Brussels Attacks Victims: Information Emerges, American Teen Survives Second Terror Attack, First Victim Identified
As Belgium’s flag is illuminated upon great landmarks across Europe in shows of solidarity, information about the Brussels attacks victims emerges 24 hours after the deadly attacks rocked Brussels’ airport and a busy metro station in the early hours of Tuesday.
So far, the death toll stands at 34 — a number that may rise, with nearly 200 injured and ten in critical condition — but confirmation of the identities of those who perished in the horrific Brussels attacks trickles slowly through international authorities. Some Brussels attacks victims’ information has come to light in the recent hours, with the first of the dead formally identified and an American teen’s unlikely misfortune of being present at two terror attacks in his short life— and, luckily, surviving both.
How some are paying tribute to the victims of the #Brussels attacks https://t.co/syjZXOTCAO pic.twitter.com/HgRNMEoOuO
— CNN (@CNN) March 22, 2016
So far, we know this much: two blasts erupted in Brussels’ Zevantem airport at approximately 8:30 A.M. local time — suspected to be suicide bomb attacks — followed by another bombing attack in the busy Maalbeek metro station an hour later. Telegraph UK reports that eyewitnesses said the first of the attacks took place at an excess baggage payment area, followed by the second blast near a Starbucks cafe. So far, Brussels and other security agencies across the continent have responded swiftly and seriously, bracing for further attacks and raising their terror threat levels to the highest level at which attacks are “serious and imminent”.
“Belgian firefighters say that at least 34 people have died after the airport blasts, prompting Belgium to raise its terror status to the highest level, diverting trains and ordering the country’s citizens to stay where they are,” reports Telegraph UK.
In the wake of the Brussels attacks, Prime Minister Charles Michel has confirmed that “dozens” have been killed in the bombings, and local media report that at least ten of the dead were killed in the Maelbeek metro station blast. Michel has also condemned the Brussels attacks and offered condolences to the victims as information about their identities emerges.
I strongly condemn these hateful attacks. Our thoughts go out to the victims and their families. We stand united against terrorism.
— Charles Michel (@CharlesMichel) March 22, 2016
So far, the information about the Brussels attacks victims is limited, but the first of the attacks’ victims has been named as a 37-year-old Peruvian mother of twins, Adelma Tapia Ruiz, who was killed at Brussels’ Zevantem Airport.
3-year-old twin girls lose their mother in Brussels bombing; attack’s first confirmed victim https://t.co/akkWB0b5Tf
— The New York Times (@nytimes) March 23, 2016
Ruiz was on her way home to visit her family when the airport attacks took place and claimed her life.

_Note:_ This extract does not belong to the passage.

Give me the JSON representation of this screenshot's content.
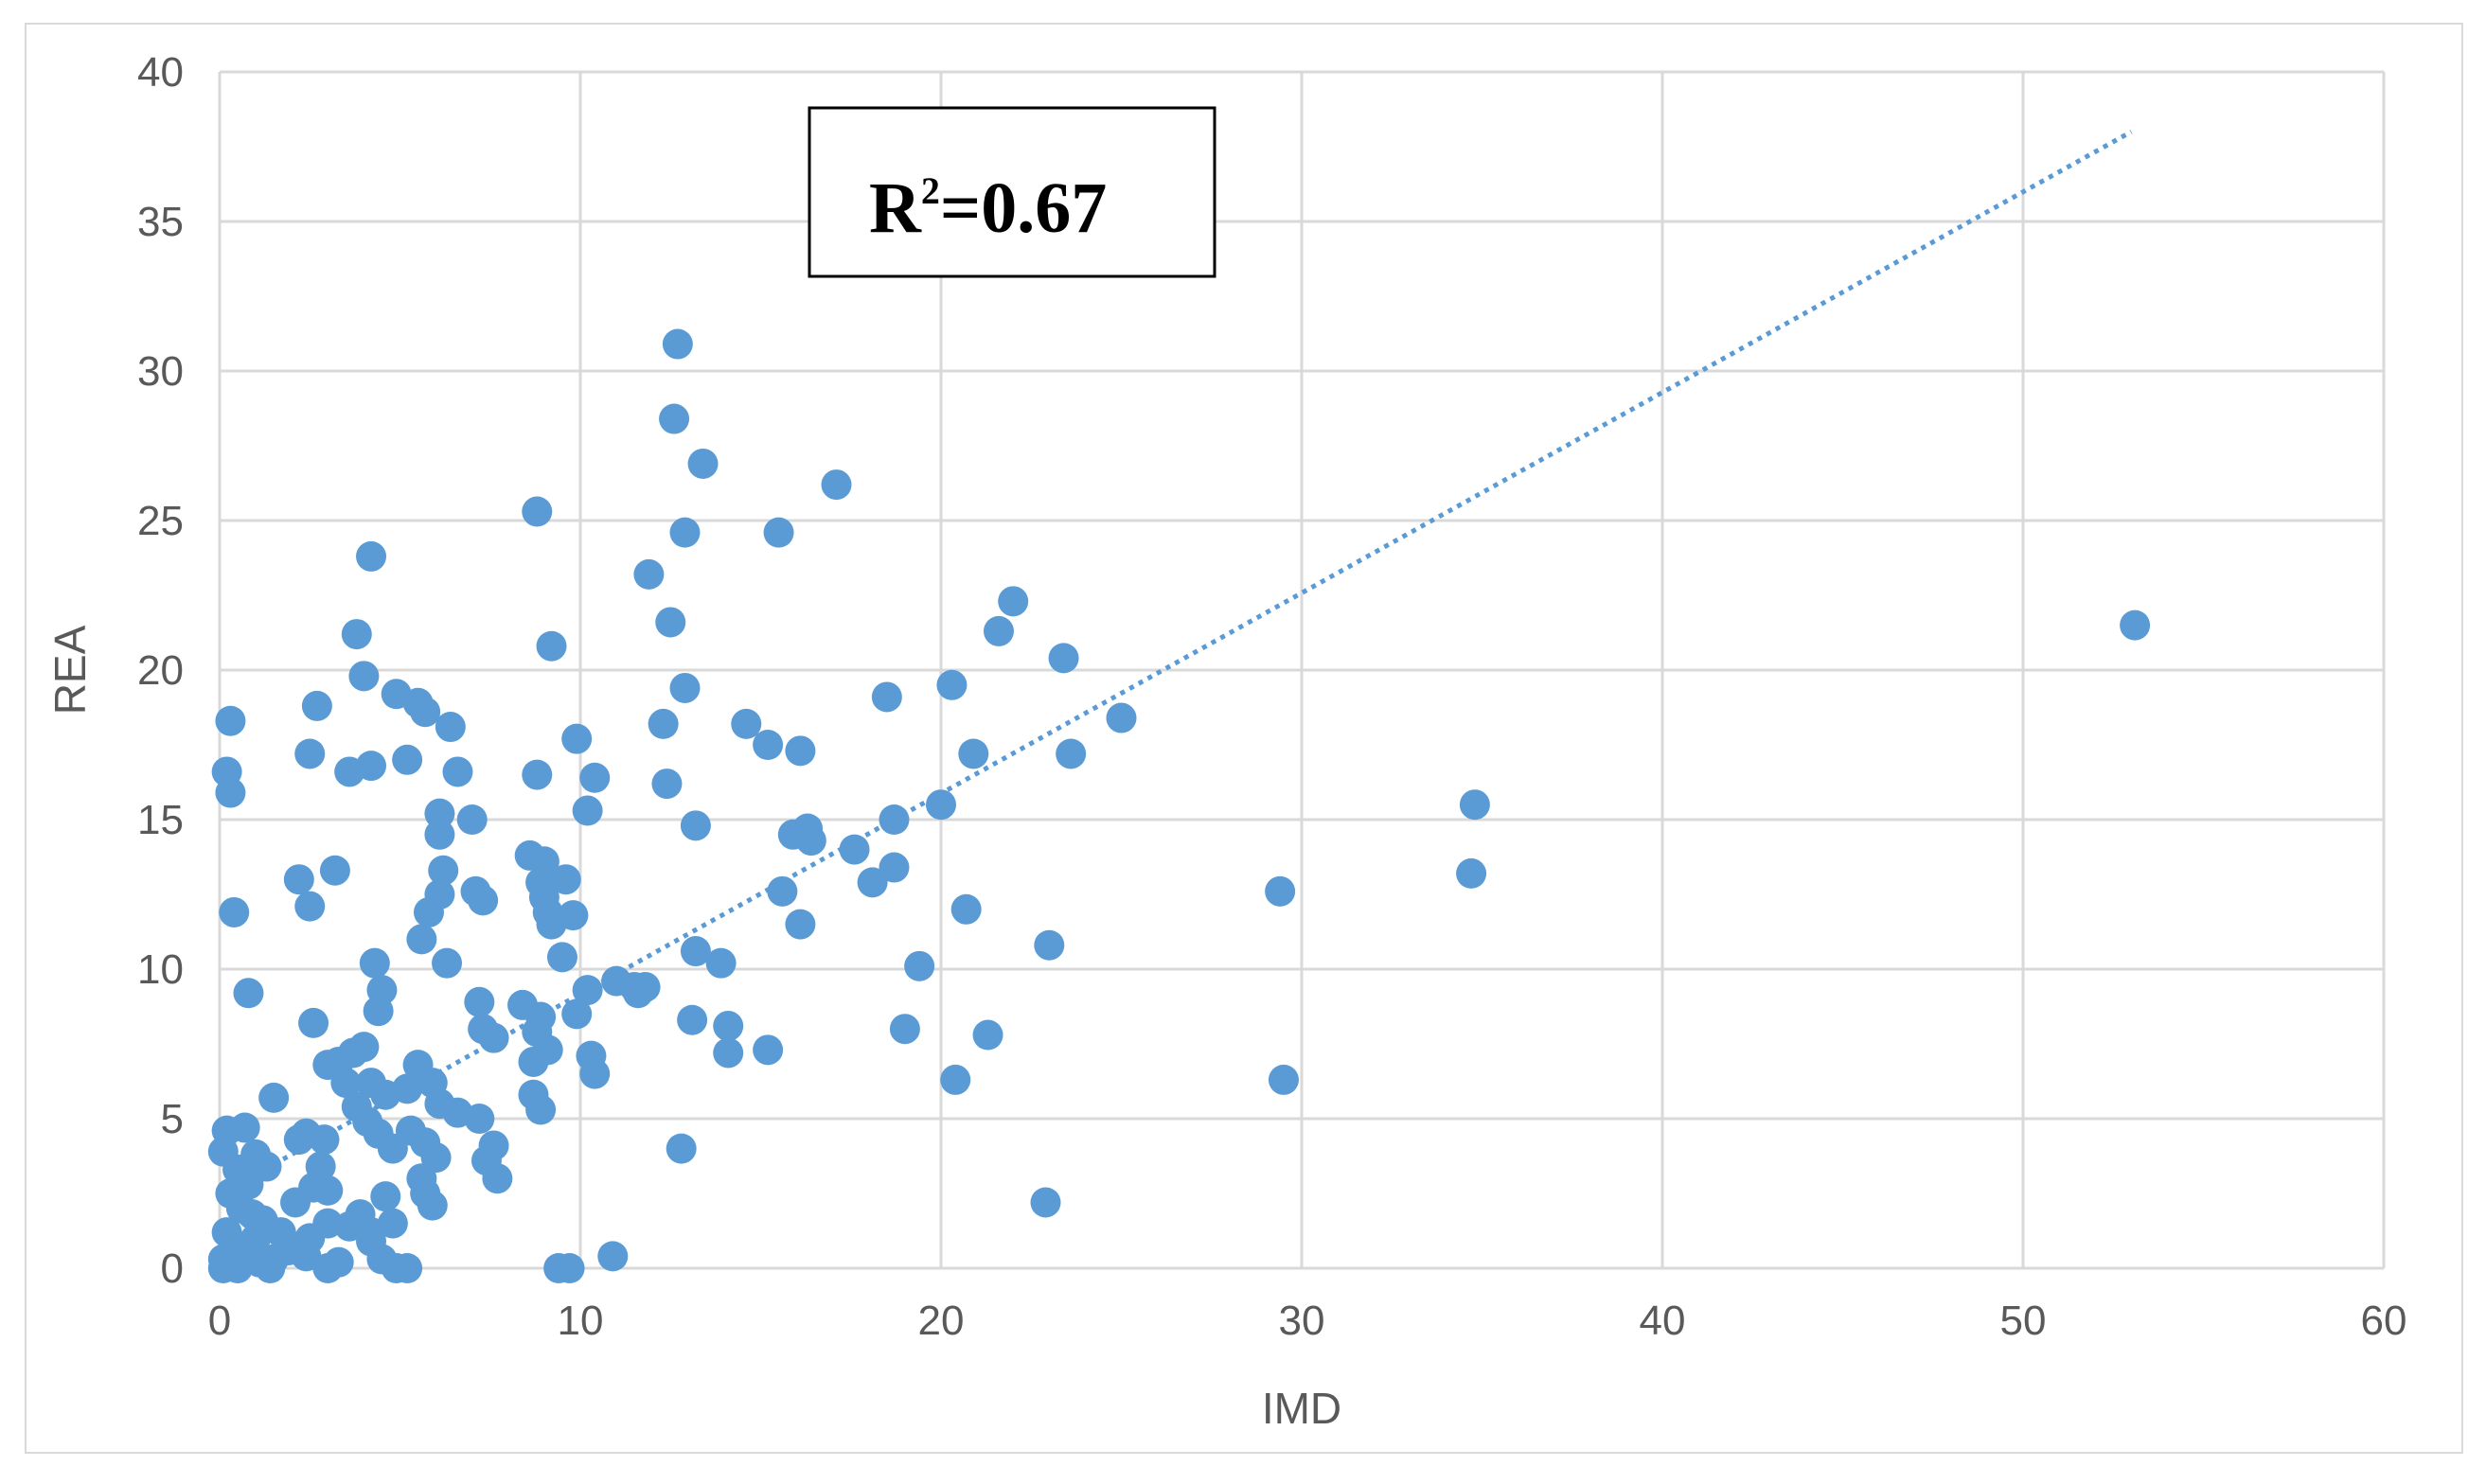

A group of Mormon missionaries from Utah who were visiting Brussels were also victims of the attacks, but they were lucky enough to escape with injuries. As information about these Brussels attacks victims emerges, we know that one of them is 19-year-old Sandy, Utah native Mason Wells, who suffered a ruptured Achilles tendon, shrapnel injuries, and burns in the Brussels attacks at Zevantem airport, according to UK Telegraph.
“Wells [was] standing within feet of a bomb that exploded at the Belgian airport,” says the Telegraph.“Three years ago, Mr Wells and his father felt the ground shake and narrowly escaped death from an April 2013 attack in the US, when a pressure-cooker bomb exploded a block away from where they were watching his mother run the Boston Marathon.”

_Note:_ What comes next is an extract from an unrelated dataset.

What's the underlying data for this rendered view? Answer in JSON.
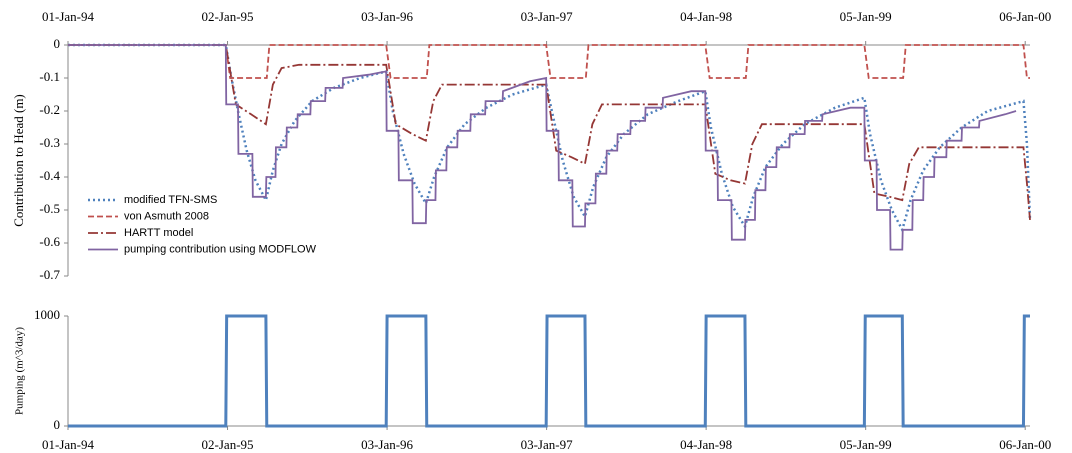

His father, Chad Wells, told Telegraph that he hopes after the Brussels attacks, his son has “run his lifelong odds” and no further harm from terrorist attacks will come to him.

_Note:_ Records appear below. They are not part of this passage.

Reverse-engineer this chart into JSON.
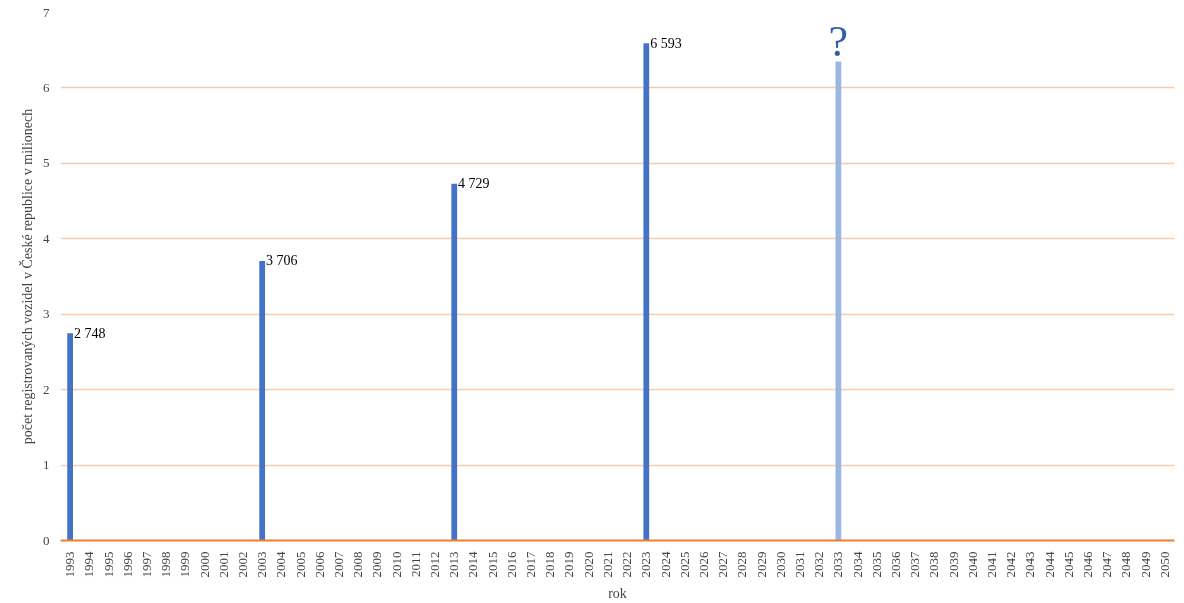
{
  "chart_data": {
    "type": "bar",
    "xlabel": "rok",
    "ylabel": "počet registrovaných vozidel v České republice v milionech",
    "categories": [
      "1993",
      "1994",
      "1995",
      "1996",
      "1997",
      "1998",
      "1999",
      "2000",
      "2001",
      "2002",
      "2003",
      "2004",
      "2005",
      "2006",
      "2007",
      "2008",
      "2009",
      "2010",
      "2011",
      "2012",
      "2013",
      "2014",
      "2015",
      "2016",
      "2017",
      "2018",
      "2019",
      "2020",
      "2021",
      "2022",
      "2023",
      "2024",
      "2025",
      "2026",
      "2027",
      "2028",
      "2029",
      "2030",
      "2031",
      "2032",
      "2033",
      "2034",
      "2035",
      "2036",
      "2037",
      "2038",
      "2039",
      "2040",
      "2041",
      "2042",
      "2043",
      "2044",
      "2045",
      "2046",
      "2047",
      "2048",
      "2049",
      "2050"
    ],
    "values": [
      2.748,
      null,
      null,
      null,
      null,
      null,
      null,
      null,
      null,
      null,
      3.706,
      null,
      null,
      null,
      null,
      null,
      null,
      null,
      null,
      null,
      4.729,
      null,
      null,
      null,
      null,
      null,
      null,
      null,
      null,
      null,
      6.593,
      null,
      null,
      null,
      null,
      null,
      null,
      null,
      null,
      null,
      6.35,
      null,
      null,
      null,
      null,
      null,
      null,
      null,
      null,
      null,
      null,
      null,
      null,
      null,
      null,
      null,
      null,
      null
    ],
    "colors": [
      "#4472c4",
      "#4472c4",
      "#4472c4",
      "#4472c4",
      "#4472c4",
      "#4472c4",
      "#4472c4",
      "#4472c4",
      "#4472c4",
      "#4472c4",
      "#4472c4",
      "#4472c4",
      "#4472c4",
      "#4472c4",
      "#4472c4",
      "#4472c4",
      "#4472c4",
      "#4472c4",
      "#4472c4",
      "#4472c4",
      "#4472c4",
      "#4472c4",
      "#4472c4",
      "#4472c4",
      "#4472c4",
      "#4472c4",
      "#4472c4",
      "#4472c4",
      "#4472c4",
      "#4472c4",
      "#4472c4",
      "#4472c4",
      "#4472c4",
      "#4472c4",
      "#4472c4",
      "#4472c4",
      "#4472c4",
      "#4472c4",
      "#4472c4",
      "#4472c4",
      "#9db6e0",
      "#4472c4",
      "#4472c4",
      "#4472c4",
      "#4472c4",
      "#4472c4",
      "#4472c4",
      "#4472c4",
      "#4472c4",
      "#4472c4",
      "#4472c4",
      "#4472c4",
      "#4472c4",
      "#4472c4",
      "#4472c4",
      "#4472c4",
      "#4472c4",
      "#4472c4"
    ],
    "annotations": [
      {
        "text": "2 748",
        "x": "1993",
        "y": 2.748
      },
      {
        "text": "3 706",
        "x": "2003",
        "y": 3.706
      },
      {
        "text": "4 729",
        "x": "2013",
        "y": 4.729
      },
      {
        "text": "6 593",
        "x": "2023",
        "y": 6.593
      },
      {
        "text": "?",
        "x": "2033",
        "y": 6.35
      }
    ],
    "ylim": [
      0,
      7
    ],
    "yticks": [
      0,
      1,
      2,
      3,
      4,
      5,
      6,
      7
    ],
    "grid": "y"
  }
}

“I think it will make him a stronger person… Maybe the Boston experience was there to help him get through this experience,” said Wells to Telegraph of his son’s presence at the Brussels attacks and the 2013 Boston Marathon bombings.
https://www.facebook.com/rosemarie.hubbletamol/posts/871228246336409
7 News reports that ISIL has claimed responsibility for the attacks. Authorities have also released the identity of a fugitive suspect — an IS bomb-maker — in the Brussels attacks: Najim Laachraoui, who was an accomplice of Paris attacks figurehead Salah Abdesalem, according to 7 News.
The fugitive suspect in the Brussels Airport attack is IS bombmaker Najim Laachraoui https://t.co/GiGiVqlvgN pic.twitter.com/pzqfyKlcJU
— Sky News (@SkyNews) March 23, 2016
Interpol is likely to be deployed in search of Laachraoui immediately. Meanwhile, the world looks on with sympathy and grief for Brussels in the wake of the attacks as information emerges about the Brussels attacks victims.